Distribution growth is an important driver of the valuation for a MLP (master limited partnership). In order to grow their distributions, MLPs are required to look for opportunities that can add to their distributable cash flows. In this part, we’ll look into capex (capital expenditure) targets and major organic projects for Buckeye Partners (BPL), Sunoco Logistics (SXL), Tesoro Logistics (TLLP), and NuStar Energy (NS).
To some extent, capex growth might depend on the size of a company. It becomes difficult for bigger companies to find attractive investment opportunities that generate acceptable returns, especially in the midst of weakness in crude oil (USO) and natural gas prices (UNG).

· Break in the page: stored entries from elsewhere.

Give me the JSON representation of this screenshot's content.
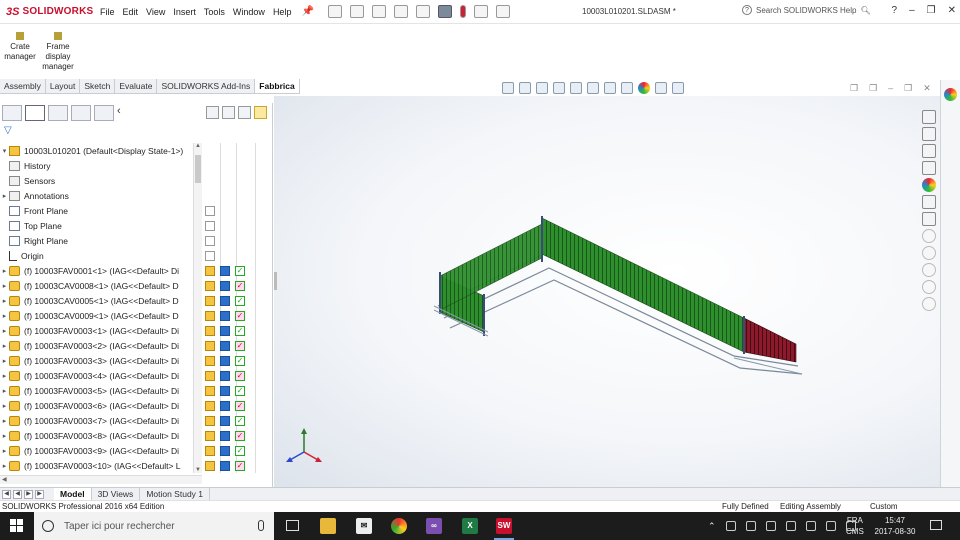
{
  "app": {
    "brand": "SOLIDWORKS",
    "document_title": "10003L010201.SLDASM *",
    "help_search_placeholder": "Search SOLIDWORKS Help",
    "menu": [
      "File",
      "Edit",
      "View",
      "Insert",
      "Tools",
      "Window",
      "Help"
    ]
  },
  "command_manager": {
    "buttons": [
      {
        "label": "Crate manager"
      },
      {
        "label": "Frame display manager"
      }
    ],
    "tabs": [
      "Assembly",
      "Layout",
      "Sketch",
      "Evaluate",
      "SOLIDWORKS Add-Ins",
      "Fabbrica"
    ],
    "active_tab": "Fabbrica"
  },
  "feature_tree": {
    "root": "10003L010201  (Default<Display State-1>)",
    "items": [
      {
        "label": "History",
        "icon": "history-icon",
        "expandable": false
      },
      {
        "label": "Sensors",
        "icon": "sensors-icon",
        "expandable": false
      },
      {
        "label": "Annotations",
        "icon": "annotations-icon",
        "expandable": true
      },
      {
        "label": "Front Plane",
        "icon": "plane-icon",
        "expandable": false
      },
      {
        "label": "Top Plane",
        "icon": "plane-icon",
        "expandable": false
      },
      {
        "label": "Right Plane",
        "icon": "plane-icon",
        "expandable": false
      },
      {
        "label": "Origin",
        "icon": "origin-icon",
        "expandable": false
      },
      {
        "label": "(f) 10003FAV0001<1> (IAG<<Default> Di",
        "icon": "part-icon",
        "expandable": true
      },
      {
        "label": "(f) 10003CAV0008<1> (IAG<<Default> D",
        "icon": "part-icon",
        "expandable": true
      },
      {
        "label": "(f) 10003CAV0005<1> (IAG<<Default> D",
        "icon": "part-icon",
        "expandable": true
      },
      {
        "label": "(f) 10003CAV0009<1> (IAG<<Default> D",
        "icon": "part-icon",
        "expandable": true
      },
      {
        "label": "(f) 10003FAV0003<1> (IAG<<Default> Di",
        "icon": "part-icon",
        "expandable": true
      },
      {
        "label": "(f) 10003FAV0003<2> (IAG<<Default> Di",
        "icon": "part-icon",
        "expandable": true
      },
      {
        "label": "(f) 10003FAV0003<3> (IAG<<Default> Di",
        "icon": "part-icon",
        "expandable": true
      },
      {
        "label": "(f) 10003FAV0003<4> (IAG<<Default> Di",
        "icon": "part-icon",
        "expandable": true
      },
      {
        "label": "(f) 10003FAV0003<5> (IAG<<Default> Di",
        "icon": "part-icon",
        "expandable": true
      },
      {
        "label": "(f) 10003FAV0003<6> (IAG<<Default> Di",
        "icon": "part-icon",
        "expandable": true
      },
      {
        "label": "(f) 10003FAV0003<7> (IAG<<Default> Di",
        "icon": "part-icon",
        "expandable": true
      },
      {
        "label": "(f) 10003FAV0003<8> (IAG<<Default> Di",
        "icon": "part-icon",
        "expandable": true
      },
      {
        "label": "(f) 10003FAV0003<9> (IAG<<Default> Di",
        "icon": "part-icon",
        "expandable": true
      },
      {
        "label": "(f) 10003FAV0003<10> (IAG<<Default> L",
        "icon": "part-icon",
        "expandable": true
      }
    ]
  },
  "bottom_tabs": [
    "Model",
    "3D Views",
    "Motion Study 1"
  ],
  "active_bottom_tab": "Model",
  "status": {
    "edition": "SOLIDWORKS Professional 2016 x64 Edition",
    "definition": "Fully Defined",
    "mode": "Editing Assembly",
    "units": "Custom"
  },
  "taskbar": {
    "search_placeholder": "Taper ici pour rechercher",
    "lang_top": "FRA",
    "lang_bottom": "CMS",
    "time": "15:47",
    "date": "2017-08-30"
  },
  "colors": {
    "brand_red": "#c8102e",
    "model_green": "#2e8b2e",
    "model_red": "#8b1a2a",
    "model_steel": "#7a8899"
  }
}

Tesoro Logistics’ organic capital spending is expected to grow 95% YoY (year-over-year) by the end of 2015—compared to 2014. In contrast, Sunoco Logistics’ is a bigger MLP in terms of enterprise value. It has the lowest expected capex growth of 6.5%. Buckeye Partners and NuStar Energy’s planned organic capex is expected to grow 22.4% YoY and 40% YoY, respectively.
Major organic projects
- Buckeye Partners’ major capital spending is expected to be utilized in its BTP (Buckeye Texas Partners) expansion. BTP is part of Buckeye Partners’ Global Marine Terminals division. Its assets will include a vertically integrated system of midstream assets strategically located in Corpus Christi, Texas, and the Eagle Ford Shale.
- Sunoco Logistics is expected to spend on its previously announced Mariner NGL (natural gas liquid) and crude oil infrastructure projects.
- Tesoro Logistics will spend an estimated $150 million on the Connolly Gathering System. The system will gather crude oil from various points in Dunn County, North Dakota, for delivery at the existing Connolly Station. It’s expected to have a capacity of ~60,000 bpd (barrels per day).
- NuStar Energy’s growth capital spending is expected to be used primarily for its South Texas Crude Oil Pipeline Expansion project.